I tried to prove it really does, that is the field of rational numbers (with ordering) really does not have a quantifier-free criteria to determine the existence of a square root. My attempt is as follows: if there is a quantifier-free criteria, then the formula $\exists x :x^2-a=0$ would be downward absolute among models of the theory of the field of rational numbers $(\mathbb{Q},+,\times, 0,1,<)$. My first idea is to construct two models $\mathfrak{A}$ and $\mathfrak{B}$ such that
- $\mathfrak{A}\subseteq \mathfrak{B}$ are models of $\operatorname{Th}(\mathbb{Q},+,\cdot,0,1,<)$ and
- there is $\epsilon \in \mathfrak{A}$ such that $\epsilon$ has a square root over $\mathfrak{B}$, but not over $\mathfrak{A}$.
However I failed to construct these models. I have tried to realize my idea by showing $\mathbb{Q}(\epsilon)$, an ordered field with "infinitesimal" is elementarily equivalent to $\mathbb{Q}$, but it seems not to work well. I would appreciate any help, thanks.
Your idea about $\mathbb{Q}(\epsilon)$ is a good one, and we can make it work with a bit of compactness.
First, by compactness we have that the theory $$T=Th(\mathbb{Q})\cup\{\epsilon>0\}\cup\{\epsilon<{1\over n}:n\in\mathbb{N}\}\cup\{\forall x: x^2\not=\epsilon\}$$ is consistent. Let $M\models T$.

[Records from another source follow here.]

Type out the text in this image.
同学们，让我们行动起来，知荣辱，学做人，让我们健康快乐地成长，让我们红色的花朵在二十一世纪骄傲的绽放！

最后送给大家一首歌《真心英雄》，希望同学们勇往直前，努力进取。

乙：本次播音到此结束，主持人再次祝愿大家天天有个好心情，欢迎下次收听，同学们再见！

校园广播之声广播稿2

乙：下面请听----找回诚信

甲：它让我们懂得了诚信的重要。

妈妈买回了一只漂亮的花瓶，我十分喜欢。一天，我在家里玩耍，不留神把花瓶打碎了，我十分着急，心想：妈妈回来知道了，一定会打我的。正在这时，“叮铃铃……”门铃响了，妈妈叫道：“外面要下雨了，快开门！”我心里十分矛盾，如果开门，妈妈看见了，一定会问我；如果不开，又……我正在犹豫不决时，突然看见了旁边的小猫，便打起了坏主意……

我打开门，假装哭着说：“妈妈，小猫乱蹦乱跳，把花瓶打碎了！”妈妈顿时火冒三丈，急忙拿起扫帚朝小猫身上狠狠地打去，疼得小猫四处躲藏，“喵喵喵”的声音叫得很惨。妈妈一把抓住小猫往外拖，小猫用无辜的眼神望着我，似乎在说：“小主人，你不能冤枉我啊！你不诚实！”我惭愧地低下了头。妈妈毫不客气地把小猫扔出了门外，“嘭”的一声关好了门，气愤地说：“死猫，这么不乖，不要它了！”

Now we want to "give $\epsilon^M$ a square root." This is going to be another compactness argument: we need $$T'=Th(\mathbb{Q})\cup QF(M)\cup\{\exists x(x^2=\epsilon^M)\}$$ to be consistent, where $QF(M)$ is the quantifier-free diagram of $M$. The key point here is that for every finite set of quantifier-free sentence about $\epsilon^M$, there is a rational satisfying that same set of sentences which has a square root. (Basically, to rule that out in a quantifier-free way we'd have to declare that $\epsilon^M$ is one of finitely many actual rationals.) So by compactness $T'$ also has a model.